Leurs contributions furent publiées dans le numéro 127 de la revue égyptienne al-Majalla (été 1967).

Á cette occasion, Kanafani présenta ce qui devrait être considéré comme « une approche palestinienne » de la définition de ce que signifie pour un Palestinien d’être un écrivain. Dans le contexte de la commémoration du quarantième anniversaire de son assassinat, survenu le 8 juillet 1972, l’extrait suivant prend une importance particulière.

« L’écrivain palestinien est plus apte que quiconque à explorer le caractère profondément particulier de la cause palestinienne. C’est particulièrement vrai s’il appartient à la jeune génération qui a quitté la Palestine vers l’âge de 10 ans. Aujourd’hui (en 1967), à l’âge d’environ trente ans, il fait donc partie de la génération qui est productrice. Ceci veut dire que concernant ses racines, il véritablement palestinien. »

« Il a réellement vécu dans la patrie ensuite volée, après quoi il passa cinq ans sans abri et dans un terrible dénuement... Durant le même temps, il suivit des études, fit connaissance du monde arabe, et apprit à connaître la littérature, le temps de parvenir à ses vingt ans. »

« Entre ses vingt et trente ans, il fit l’expérience des développements de la cause [palestinienne] sous un angle différent, s’intéressa aux cultures étrangères mais sans jamais renier ses racines avec la cause. Ceci signifiait qu’il agissait toujours pour la cause, politiquement ou socialement, rendant visite à quelques parents dans des camps de réfugiés, les observant et écoutant leurs récits... »

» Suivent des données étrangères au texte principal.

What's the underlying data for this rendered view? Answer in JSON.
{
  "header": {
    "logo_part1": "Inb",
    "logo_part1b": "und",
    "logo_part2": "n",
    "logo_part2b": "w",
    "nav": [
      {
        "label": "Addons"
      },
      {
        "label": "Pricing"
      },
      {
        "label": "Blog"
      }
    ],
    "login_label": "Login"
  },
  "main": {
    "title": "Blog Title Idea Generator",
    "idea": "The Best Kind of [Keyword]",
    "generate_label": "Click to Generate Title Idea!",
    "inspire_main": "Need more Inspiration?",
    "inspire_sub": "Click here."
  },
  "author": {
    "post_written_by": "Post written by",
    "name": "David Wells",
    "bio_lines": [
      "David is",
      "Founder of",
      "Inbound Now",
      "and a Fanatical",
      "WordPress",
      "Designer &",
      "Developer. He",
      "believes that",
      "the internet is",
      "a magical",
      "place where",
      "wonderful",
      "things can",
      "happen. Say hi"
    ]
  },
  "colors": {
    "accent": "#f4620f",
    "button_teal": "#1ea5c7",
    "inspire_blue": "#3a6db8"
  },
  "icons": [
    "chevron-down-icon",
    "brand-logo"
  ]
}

« Ses amis sont palestiniens, son milieu est palestinien et donc il y a une impulsion palestinienne dans ce qu’il doit dire, et je crains qu’aucun auteur qui n’est pas palestinien puisse s’approcher de ce qu’il écrit au sujet de la Palestine. »

On peut trouver dans ce paragraphe un ensemble de visions qui sont l’essence même du cadre littéraire construit par Ghassan Kanafani, non seulement pour lui, mais pour nous tous.

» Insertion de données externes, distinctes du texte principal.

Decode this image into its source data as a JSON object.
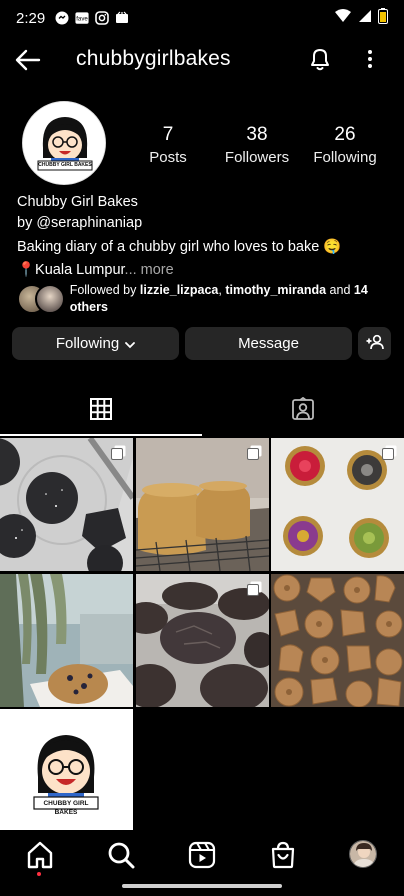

Deux de ces visions semblent en particulier fondamentales pour l’édification des bases de l’écriture sur la Palestine.

La première vision est la manière dont un auteur - en particulier, un auteur palestinien - devrait approcher, la première fois comme à chaque fois, la question de la signification de la Palestine.

Cette approche nous est communiquée dans les premiers écrits de Kanafani. Son ascension comme écrivain a commencé par la publication de Hommes dans le soleil.

Ce roman sortit dans une atmosphère culturelle et intellectuelle dans le monde arabe où la cause palestinienne n’était rien de plus qu’une « toile de fond » dans les préoccupations des élites culturelles arabes.
Par conséquent les écrits de ces intellectuels étaient dominés par des concepts généraux qui isolaient le conflit avec Israël de son contexte historique et national, et le limitaient à des lamentations sur la « tragédie » ou la « catastrophe » de la Palestine.

Quant à la littérature inspirée par cette préoccupation, elle se manifestait dans un océan d’abstraction. Dans cette atmosphère, Kanafani ouvrit un chemin pour extraire la question palestinienne de ces abstractions et la ramener sur la terre ferme de la spécificité.

L’essence de Kanafani apparait dans la deuxième vision, évidente dans sa formule : « Il y a une impulsion palestinienne dans ce qui doit être dit [c’est-à-dire dans ce qu’un auteur palestinien doit dire], qu’aucun auteur qui n’est pas palestinien puisse imiter dans quoi qu’il écrive au sujet de la Palestine. »

Kanafani travailla dur sur l’écriture comme forme d’art. Se limiter à le considérer comme un propagandiste politique, comme certains le font, s’apparente aux tentatives qui n’ont de cesse d’assassiner la forme artistique de son projet, un élément essentiel dans sa créativité.

Les critiques littéraires arabes et palestiniens considèrent Ghassan Kanafani, avec Emile Habibi et Jabra Ibrahim Jabra, comme les pères fondateurs du roman palestinien, pas d’un point de vue chronologique, mais dans la signification plus profonde de sa naissance.

Comme le défunt critique et poète palestinien Hussein Al-Barghouti l’a mis en exergue, ce sont les pères spirituels de l’art du roman lui-même.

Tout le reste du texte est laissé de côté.